だが、それがどうした? その程度で躊躇しているようではこの先を生き抜くことなどできはしない。何の足掻きもせずに死ぬことほど愚かなことはない。今さら、足踏みすることなどできるものか。
修太郎は何のためらいもなく滝の中へと進む。それに竹木は感心したかのように口笛を吹くが、修太郎は無視して、濡れることのない滝行を行う感覚で滝の中に入っていく。
滝が全身を覆った瞬間、修太郎の意識が曖昧なものへと変わっていく。薄れるとか、昏睡するとかいう次元ではない。凄まじい負荷が脳にかかっていることが分かる。修太郎は二、三歩進んだところでしゃがみ込み、頭を抱える。
状況は分からない。状況は分からないが、再び見覚えのない映像が流れてきた。
そこは妙に広い部屋だった。綺麗に整えられた大きな和室。広くて広くて多くの人間が周囲に跪いている高貴な部屋。その中心に自分はいた。
『………………………………』
子供を奉っていた男が目の前に鎮座するお偉いさんに己が息子の素晴らしさを説いている。顔は隠されているため分からないが、やけに上等な暖簾や広大な和室から見るに、目の前の相手は大君――天皇かもしれない。周囲の光景からして時代は平安辺りだと思われるので正確には分からないが、相手が相当な大物であることは間違いないだろう。
映像はそこで切れる。短い映像だったが修太郎を困惑させるには充分にすぎた。
「今のはあの時の……」
明らかに以前見せられた映像と似ている。中身は別物だが、本質的には同じだ。しかし、この映像が何なのか修太郎にはまるで分からなかった。理解不能にもほどがある。一体どんな理由でこんなものを見させられているのか。
「あぐっ……!」
そこで修太郎を凄まじい激痛が襲う。今度は映像ではない。次は聴覚。つまり、音声が脳内を支配しはじめる。
食らい瞳。粟生い祖羅。湯目は名意。あかかかかかか。その来。水は私を破壊する。映像は破壊される。平安。忌み子。イみキらウ。ちちかかか。ららぎぎ。私。俺はお前を。君よりも私が。言うたろう。物理法則は破壊される。青い砂漠を歩む。君主は私。その光の中に包まれる歯小さな希望。俺を倒すのは低い絶望。君を救えるのは儚き願望。皆を破壊するのは赤き欲望。この光の中に存在するは黒き闇。緑の宇宙を統べるは我が左手。右手を破壊するは我が左足。我が右足を統治するは我が膵臓。紫色の光。天女を破壊することは許されていない。君を破壊することなど許されはしない。私を愛することこそが世界を統べる最短ルート。みんな幸せになどなれはしない。人間こそ破壊すべき種族。ジェンマを以て破壊すべき種族。神の寵愛を以て破壊すべき種族。人間を愛することは世界を破壊することと同義である。awahroajtiejgren983381ru!K=W0???0i34392u58()('&(FTUVKI)U)("&GY#UB-o-003k;
永遠に続くとさえ思われた音声はそこで途切れる。ぼんやりとしていた修太郎の意識が浮上する。
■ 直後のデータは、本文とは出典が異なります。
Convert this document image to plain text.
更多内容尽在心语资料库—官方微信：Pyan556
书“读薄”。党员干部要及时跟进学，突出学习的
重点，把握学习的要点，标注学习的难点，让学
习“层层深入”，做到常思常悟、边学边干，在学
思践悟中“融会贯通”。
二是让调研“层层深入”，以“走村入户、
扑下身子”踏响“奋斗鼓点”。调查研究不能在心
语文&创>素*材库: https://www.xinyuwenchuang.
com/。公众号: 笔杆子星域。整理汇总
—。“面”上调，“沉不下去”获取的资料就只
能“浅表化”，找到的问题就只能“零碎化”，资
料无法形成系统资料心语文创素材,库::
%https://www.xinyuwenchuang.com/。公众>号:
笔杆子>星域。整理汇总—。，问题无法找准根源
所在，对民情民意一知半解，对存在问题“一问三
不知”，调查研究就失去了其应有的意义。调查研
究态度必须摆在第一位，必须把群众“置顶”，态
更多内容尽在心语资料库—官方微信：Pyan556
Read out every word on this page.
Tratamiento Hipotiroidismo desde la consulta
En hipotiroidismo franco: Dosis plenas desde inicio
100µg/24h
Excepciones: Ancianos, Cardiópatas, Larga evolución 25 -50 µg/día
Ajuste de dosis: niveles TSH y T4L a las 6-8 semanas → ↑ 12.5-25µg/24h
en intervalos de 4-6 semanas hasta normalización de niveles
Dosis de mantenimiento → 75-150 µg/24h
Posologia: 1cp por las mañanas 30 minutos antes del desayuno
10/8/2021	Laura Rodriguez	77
(…………何だ。今のは。なぜ、あんな無意味な言葉の羅列が頭に流れてきた?)
初めてではない。初めてではないが、ここまで具体的に無意味な言葉の羅列が流れてきたのは初めてのように思える。しかし、それは修太郎の記憶が正しければの話だ。実際のところは今の修太郎には判断がつかなかった。
立て続けに不可解な事象が起こり、完全に正気を失ってしまっている修太郎をさらなる追撃が襲いかかる。
「何だ……これは……」
修太郎がいる場所の十メートルほど前に出現したのは虹色の宝石だった。修太郎から見て左から赤、橙、黄、緑、青、藍、紫の順に並んで光るそれは文句なしで綺麗だった。
しかし、この宝石が一体何なのか。この宝石が何でできているのか。この宝石がどこから現れたものなのか。いや、そもそも、なぜそんなものが存在しているのか。一切、修太郎には理解できなかった。
完全に満身創痍となった修太郎は何も考えずにその虹色の宝石に手を伸ばす。宝石はあっさりと手に取れた。そして、宝石に触れた瞬間修太郎の視界を虹色の光が支配した――。